Contents
Thamesmead: A late 20th century New Town
The Royal Arsenal
The area also had great military and naval importance. In 1515 Henry VIII (r.1509 – 1547) ordered the building of the warship Henri Grace à Dieu as part of an effort to improve and enlarge the English Navy and to this end established a major dockyard at Woolwich, very close to the area now occupied by Thamesmead.
It was from this point onwards that the area became an important naval and military centre. The Thamesmead site, mostly on the Greenwich side of the boundary, was used for storing ordnance or ammunition from as early as 1565 and gradually more and more land was given over to what became the Royal Arsenal.
This institution made and tested guns and ammunition. The land was ideal for this purpose, as there were still very few people living in the area. In addition the marshy ground deadened the impact of explosions and therefore was safer when testing ammunition. One of the weapons tested on the marshes near Plumstead was called Mallet’s Mortar. It was meant to be portable but ended up weighing 42 tons! Mallet’s Mortar was not a successful invention – on its first test firing in October 1857 a fracture appeared in the metal and the project was abandoned.

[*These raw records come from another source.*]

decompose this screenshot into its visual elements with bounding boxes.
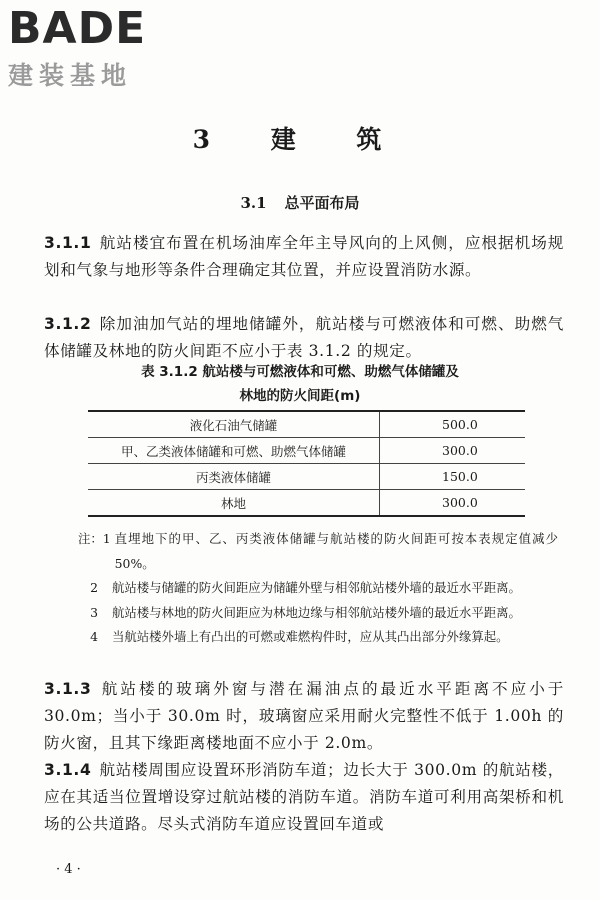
logo-subtitle: 建装基地 [8, 61, 133, 90]
table-cell-item: 丙类液体储罐 [88, 464, 380, 490]
note-label: 2 [90, 580, 98, 595]
note-text: 当航站楼外墙上有凸出的可燃或难燃构件时，应从其凸出部分外缘算起。 [112, 629, 509, 644]
clause-number: 3.1.3 [44, 680, 92, 698]
chapter-title: 3 建 筑 [192, 125, 408, 154]
logo-wordmark: BADE [8, 3, 147, 54]
fire-separation-table [88, 410, 525, 517]
note-text: 航站楼与林地的防火间距应为林地边缘与相邻航站楼外墙的最近水平距离。 [112, 604, 521, 620]
table-row [88, 464, 525, 490]
section-number: 3.1 [240, 194, 267, 212]
table-cell-distance: 150.0 [380, 464, 526, 490]
table-row [88, 438, 525, 464]
note-prefix: 注： [78, 531, 103, 546]
logo [8, 4, 176, 92]
table-note [78, 601, 558, 626]
note-label: 注：1 [78, 531, 111, 546]
note-label: 3 [90, 604, 98, 620]
page-number: · 4 · [56, 862, 81, 877]
logo-mark [8, 4, 176, 54]
note-text: 直埋地下的甲、乙、丙类液体储罐与航站楼的防火间距可按本表规定值减少 50%。 [114, 531, 558, 571]
table-cell-item: 液化石油气储罐 [88, 411, 380, 438]
table-cell-distance: 500.0 [380, 411, 526, 438]
table-cell-distance: 300.0 [380, 438, 526, 464]
table-cell-item: 甲、乙类液体储罐和可燃、助燃气体储罐 [88, 438, 380, 464]
section-heading [0, 192, 600, 213]
clause-text: 除加油加气站的埋地储罐外，航站楼与可燃液体和可燃、助燃气体储罐及林地的防火间距不应小于表 3.1.2 的规定。 [44, 315, 564, 360]
table-note [78, 625, 558, 650]
table-caption-line-2: 林地的防火间距(m) [239, 388, 361, 404]
clause-3-1-1 [44, 230, 564, 284]
note-label: 4 [90, 629, 98, 644]
clause-number: 3.1.4 [44, 761, 92, 779]
clause-text: 航站楼的玻璃外窗与潜在漏油点的最近水平距离不应小于 30.0m；当小于 30.0m 时，玻璃窗应采用耐火完整性不低于 1.00h 的防火窗，且其下缘距离楼地面不应小于 2.0m。 [44, 680, 564, 752]
table-row [88, 411, 525, 438]
table-caption-line-1: 表 3.1.2 航站楼与可燃液体和可燃、助燃气体储罐及 [141, 364, 459, 380]
clause-3-1-4 [44, 757, 564, 838]
note-text: 航站楼与储罐的防火间距应为储罐外壁与相邻航站楼外墙的最近水平距离。 [112, 580, 521, 595]
clause-number: 3.1.2 [44, 315, 92, 333]
clause-text: 航站楼宜布置在机场油库全年主导风向的上风侧，应根据机场规划和气象与地形等条件合理确定其位置，并应设置消防水源。 [44, 234, 564, 279]
clause-text: 航站楼周围应设置环形消防车道；边长大于 300.0m 的航站楼，应在其适当位置增设穿过航站楼的消防车道。消防车道可利用高架桥和机场的公共道路。尽头式消防车道应设置回车道或 [44, 761, 564, 833]
clause-3-1-3 [44, 676, 564, 757]
table-cell-item: 林地 [88, 490, 380, 517]
clause-number: 3.1.1 [44, 234, 92, 252]
clause-3-1-2 [44, 311, 564, 365]
table-note [78, 576, 558, 601]
table-cell-distance: 300.0 [380, 490, 526, 517]
table-note [78, 527, 558, 576]
section-title: 总平面布局 [284, 194, 360, 212]
table-row [88, 490, 525, 517]
table-notes [78, 527, 558, 650]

The Royal Arsenal brought much-needed trade to the area as people employed in the munitions factories came to live in the nearby towns and villages. The area became more and more important militarily throughout the 18th and 19th centuries – England was at war with many countries, including France and Spain. The Crimean War of 1854 – 56 placed big demands on the Arsenal.
By the beginning of the First World War the Arsenal was operating at full capacity, providing employment for 73,000 people. However, partly because of isolated Zeppelin raids on the Arsenal during the First World War, officials became worried about the manufacture and testing of guns and ammunition so close to densely populated areas. The Arsenal was now surrounded by residential developments as London expanded further and further outwards. Therefore from the 1920s onwards the site was scaled down. Both the testing and manufacture of weapons were moved to more remote and secret areas.
The Second World War merely confirmed the need to move the Arsenal elsewhere. Its location was well known and it was easily visible, with the result that the Luftwaffe could target it for bombing raids – and this meant that surrounding residential areas were also badly damaged.
After the Second World War the Arsenal was less and less used. By the late 1950s the London County Council (LCC) had earmarked part of the land – together with about 500 acres of virgin marshland at Erith – to form the site for a new riverside town development to help cope with the demand for housing in the London area.